13. THE COMPANY’S RIGHT TO REPOSSESS THE GOODS
(i)If the Purchaser defaults in making any payment to the Company in respect of any liability owed by the Purchaser to the Company after the due date for such payment or if the Purchaser deals with the Goods in anyway (other than as permitted above) adverse to the title Company or has a Receiving Order made against him or is made bankrupt or (where the Purchaser is a Limited Company) enters into liquidation or if an administrator or receiver is appointed over the whole or any part of the Purchaser’s assets or undertaking or if the Goods are seized under any execution or distree or other form of legal process any existing contract between the purchaser the Purchaser and the Company shall automatically determine (but without prejudice to any to any pre-existing claim which the Company may have under these conditions against the Purchaser) and the Purchaser shall cease to be in possession without the consent of the Company of the Goods sold and all other Goods, being the property of the Company, which are at that time in the Purchaser’s possession, custody or control, the Company shall be entitled to enter the premises of the Purchaser and recover immediate possession of all Goods which are the property of the Company and shall not be liable for any damage or loss reasonably occasioned to any other property owned by the Purchaser to which the Goods have been attached during the course of removing the Goods and retaking the possession thereof.

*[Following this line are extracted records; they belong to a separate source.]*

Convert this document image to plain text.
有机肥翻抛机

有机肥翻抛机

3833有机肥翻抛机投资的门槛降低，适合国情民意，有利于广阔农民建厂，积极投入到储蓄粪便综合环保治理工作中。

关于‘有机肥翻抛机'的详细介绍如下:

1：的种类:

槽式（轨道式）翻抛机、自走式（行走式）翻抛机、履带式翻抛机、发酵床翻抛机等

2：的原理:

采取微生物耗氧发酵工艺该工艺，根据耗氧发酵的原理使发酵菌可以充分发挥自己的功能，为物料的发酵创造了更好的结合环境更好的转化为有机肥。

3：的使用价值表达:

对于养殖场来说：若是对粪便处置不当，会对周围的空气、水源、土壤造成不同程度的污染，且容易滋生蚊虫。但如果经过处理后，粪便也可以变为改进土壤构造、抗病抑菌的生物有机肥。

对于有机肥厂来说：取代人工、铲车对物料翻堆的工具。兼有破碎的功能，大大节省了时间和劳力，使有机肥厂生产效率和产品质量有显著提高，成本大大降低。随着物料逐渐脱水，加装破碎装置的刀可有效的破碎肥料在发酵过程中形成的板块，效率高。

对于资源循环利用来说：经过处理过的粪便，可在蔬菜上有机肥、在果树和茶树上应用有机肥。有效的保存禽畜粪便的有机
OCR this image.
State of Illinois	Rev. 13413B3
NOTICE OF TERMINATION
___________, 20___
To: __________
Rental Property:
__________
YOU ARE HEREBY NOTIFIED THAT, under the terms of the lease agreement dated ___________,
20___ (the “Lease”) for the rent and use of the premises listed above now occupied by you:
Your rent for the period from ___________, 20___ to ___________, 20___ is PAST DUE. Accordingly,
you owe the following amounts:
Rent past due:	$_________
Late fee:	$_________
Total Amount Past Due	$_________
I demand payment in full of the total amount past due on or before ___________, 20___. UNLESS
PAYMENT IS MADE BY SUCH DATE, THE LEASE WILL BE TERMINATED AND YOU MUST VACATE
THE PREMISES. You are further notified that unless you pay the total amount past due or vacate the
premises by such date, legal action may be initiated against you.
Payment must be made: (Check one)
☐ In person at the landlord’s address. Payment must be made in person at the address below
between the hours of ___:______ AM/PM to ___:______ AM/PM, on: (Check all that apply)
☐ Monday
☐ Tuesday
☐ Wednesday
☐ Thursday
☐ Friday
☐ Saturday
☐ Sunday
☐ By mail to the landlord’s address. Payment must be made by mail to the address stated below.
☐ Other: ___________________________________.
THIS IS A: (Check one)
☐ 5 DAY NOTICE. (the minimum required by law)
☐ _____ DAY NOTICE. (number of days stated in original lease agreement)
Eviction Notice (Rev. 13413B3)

(ii)For the purpose of 13(i) above all Goods of the Company manufactured and bearing the Company’s name are in the Purchaser’s custody or control at the time when the right to repossession arises under that sub-clause shall be deemed to be Goods supplied to the Purchaser by the Company in which property has not passed to the Purchaser unless the contrary is proved.
All drawings, description and other information submitted by the Company shall remain the property of the Company together with the copyright therein.
The Purchaser shall not assign – contract – licence or otherwise dispose of any part of its rights or obligations under this agreement without the prior written consent of the Company.
16. LEGAL CONSTRUCTION
(i)Unless otherwise agreed by the Company in writing these conditions shall in all respects be construed and operate as a Scottish Contract in conformity with Scottish Law.
(ii)If the Purchaser should cancel, countermand or give notice of withdrawal from an order which has been placed he shall be obliged to repay the Company all the costs incurred by the Company including profit.